Although observers say that the Bush administration has been leaning on House Speaker Dennis Hastert, R-Ill., to scuttle the House bill in favor of Senate language that gives the administration more of what it wants, Hastert now appears poised to let the House bill come up for a vote on Thursday or Friday, said the staffer, who asked to remain anonymous.
As recently as Tuesday evening, supporters of the House bill -- called the Provide Appropriate Tools Required to Intercept and Obstruct Terrorism (PATRIOT) Act of 2001 -- had feared the legislation would be blocked.
Center for Democracy and Technology (CDT) policy analyst Ari Schwartz, said a handful of vocal lawmakers are forcing Congress to address the anti- terrorism issue at a more measured pace.
"There have been a few brave members who have really stood up and said that if were going to do this in a bipartisan way, we need to have bipartisan discussions," Schwartz said.

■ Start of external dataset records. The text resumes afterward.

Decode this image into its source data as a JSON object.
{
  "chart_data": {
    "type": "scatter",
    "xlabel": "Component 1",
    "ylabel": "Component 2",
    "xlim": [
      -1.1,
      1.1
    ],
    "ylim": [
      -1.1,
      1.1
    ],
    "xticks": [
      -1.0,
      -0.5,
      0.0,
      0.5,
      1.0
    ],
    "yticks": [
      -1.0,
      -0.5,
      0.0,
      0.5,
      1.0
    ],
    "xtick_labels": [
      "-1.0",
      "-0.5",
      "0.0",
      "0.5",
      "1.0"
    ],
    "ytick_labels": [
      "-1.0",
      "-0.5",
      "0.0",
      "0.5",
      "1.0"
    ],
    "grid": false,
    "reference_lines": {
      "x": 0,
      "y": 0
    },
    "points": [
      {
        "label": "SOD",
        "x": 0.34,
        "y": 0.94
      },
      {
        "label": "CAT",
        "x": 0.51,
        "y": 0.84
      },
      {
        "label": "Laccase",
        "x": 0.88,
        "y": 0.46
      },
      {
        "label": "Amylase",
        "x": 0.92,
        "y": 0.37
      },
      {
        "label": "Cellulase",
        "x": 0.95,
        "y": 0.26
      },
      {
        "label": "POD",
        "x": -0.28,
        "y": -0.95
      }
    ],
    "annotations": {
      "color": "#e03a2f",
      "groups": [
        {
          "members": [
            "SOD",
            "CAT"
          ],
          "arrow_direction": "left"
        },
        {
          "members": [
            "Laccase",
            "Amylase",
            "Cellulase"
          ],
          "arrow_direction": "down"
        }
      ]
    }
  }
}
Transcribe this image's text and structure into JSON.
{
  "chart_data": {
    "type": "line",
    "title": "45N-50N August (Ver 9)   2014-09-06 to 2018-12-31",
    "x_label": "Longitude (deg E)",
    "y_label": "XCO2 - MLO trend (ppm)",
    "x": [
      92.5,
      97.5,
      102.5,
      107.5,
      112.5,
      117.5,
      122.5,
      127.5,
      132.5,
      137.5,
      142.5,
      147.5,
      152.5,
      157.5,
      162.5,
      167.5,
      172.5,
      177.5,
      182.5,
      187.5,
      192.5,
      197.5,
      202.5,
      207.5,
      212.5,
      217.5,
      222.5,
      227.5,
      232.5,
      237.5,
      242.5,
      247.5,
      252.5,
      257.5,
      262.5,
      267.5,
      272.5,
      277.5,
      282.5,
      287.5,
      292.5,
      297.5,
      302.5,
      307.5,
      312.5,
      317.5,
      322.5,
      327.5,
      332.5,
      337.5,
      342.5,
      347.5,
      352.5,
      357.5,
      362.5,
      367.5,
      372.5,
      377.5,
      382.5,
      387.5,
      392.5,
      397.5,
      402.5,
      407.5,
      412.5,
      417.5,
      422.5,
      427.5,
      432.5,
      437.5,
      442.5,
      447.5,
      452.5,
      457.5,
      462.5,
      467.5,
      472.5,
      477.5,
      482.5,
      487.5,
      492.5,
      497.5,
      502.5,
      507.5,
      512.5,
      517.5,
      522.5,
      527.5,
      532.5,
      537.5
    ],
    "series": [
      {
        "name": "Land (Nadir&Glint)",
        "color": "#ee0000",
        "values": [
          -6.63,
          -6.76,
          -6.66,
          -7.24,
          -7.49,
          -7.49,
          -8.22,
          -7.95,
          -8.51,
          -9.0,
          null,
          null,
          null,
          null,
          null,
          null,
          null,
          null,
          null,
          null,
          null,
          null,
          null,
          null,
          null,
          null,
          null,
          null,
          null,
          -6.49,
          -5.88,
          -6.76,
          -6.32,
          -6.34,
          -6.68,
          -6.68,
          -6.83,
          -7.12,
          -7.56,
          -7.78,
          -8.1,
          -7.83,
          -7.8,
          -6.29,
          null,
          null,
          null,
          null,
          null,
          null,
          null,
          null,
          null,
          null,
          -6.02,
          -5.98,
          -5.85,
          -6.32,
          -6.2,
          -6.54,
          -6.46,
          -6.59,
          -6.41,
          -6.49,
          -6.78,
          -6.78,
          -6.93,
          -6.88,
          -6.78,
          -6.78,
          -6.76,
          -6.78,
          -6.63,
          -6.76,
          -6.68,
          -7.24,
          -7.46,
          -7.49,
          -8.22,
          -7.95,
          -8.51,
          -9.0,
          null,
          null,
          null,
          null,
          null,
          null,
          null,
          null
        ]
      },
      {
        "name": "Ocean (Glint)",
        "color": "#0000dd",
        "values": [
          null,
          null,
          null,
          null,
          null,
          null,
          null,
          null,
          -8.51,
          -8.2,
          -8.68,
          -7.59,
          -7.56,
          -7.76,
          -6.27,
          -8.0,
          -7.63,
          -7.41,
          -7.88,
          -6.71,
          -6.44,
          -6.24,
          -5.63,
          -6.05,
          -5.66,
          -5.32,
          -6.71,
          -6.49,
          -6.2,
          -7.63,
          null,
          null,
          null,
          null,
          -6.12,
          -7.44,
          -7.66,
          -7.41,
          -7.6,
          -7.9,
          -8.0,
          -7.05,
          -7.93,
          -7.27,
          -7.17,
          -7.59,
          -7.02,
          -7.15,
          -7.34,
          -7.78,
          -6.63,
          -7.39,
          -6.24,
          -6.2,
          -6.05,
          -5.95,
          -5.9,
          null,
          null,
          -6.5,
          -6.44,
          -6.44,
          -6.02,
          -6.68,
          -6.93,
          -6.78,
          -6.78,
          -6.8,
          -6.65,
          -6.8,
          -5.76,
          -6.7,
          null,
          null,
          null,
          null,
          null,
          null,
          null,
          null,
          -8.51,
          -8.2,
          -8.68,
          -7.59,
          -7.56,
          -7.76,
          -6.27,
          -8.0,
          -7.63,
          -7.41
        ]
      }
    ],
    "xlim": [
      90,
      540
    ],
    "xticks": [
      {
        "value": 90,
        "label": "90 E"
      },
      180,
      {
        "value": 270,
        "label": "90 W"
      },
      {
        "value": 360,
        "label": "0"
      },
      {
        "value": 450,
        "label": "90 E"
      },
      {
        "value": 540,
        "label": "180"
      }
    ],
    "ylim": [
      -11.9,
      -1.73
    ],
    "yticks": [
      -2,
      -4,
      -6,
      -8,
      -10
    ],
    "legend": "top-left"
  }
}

In the Senate, Schwartz said the protests of Sen. Russ Feingold, D-Wis., was been instrumental in forcing the Senate leaders to slow their push to pass legislation. On the House side, members of the House Judiciary Committee are circulating a letter urging Hastert to allow a floor vote on PATRIOT.
Last week the House Judiciary Committee unanimously passed PATRIOT, which broadly expands federal law enforcement powers, as per the Bush administrations request, but establishes a two-year "sunset clause" for many of those provisions.
On the same day that the House Judiciary Committee passed PATRIOT, leaders of the Senate Judiciary Committee announced they had reached a compromise with the Bush administration after days of closed-door negotiations.
The fruit of that compromise, the Uniting and Strengthening America Act of 2001, includes many of the same provisions contained in PATRIOT, but does not include a sunset clause. Unlike PATRIOT, the Senate bill has not been vetted through the normal committee markup process.
Both versions of the controversial bill would expand phone and Internet surveillance authority, lower the threshold for obtaining phone and Internet records of suspects and allow immigration authorities more leeway to detain suspects.
Administration officials have resisted a sunset provision.
"We prefer the Senate bill over the House bill," Justice Department spokeswoman Lori Rabjohns said Tuesday. "We think the Senate bill reflects a better balance."
The surveillance provision in both bills that has garnered some of the most vocal opposition is one that would allow federal law enforcers to apply for wiretap orders under foreign intelligence rules rather than more stringent criminal evidentiary standards, even when seeking evidence in criminal cases.
Also raising the hackles of some civil libertarians is a provision that allows law enforcers to obtain Internet records under the same type of easily obtained court order used by investigators to obtain phone records.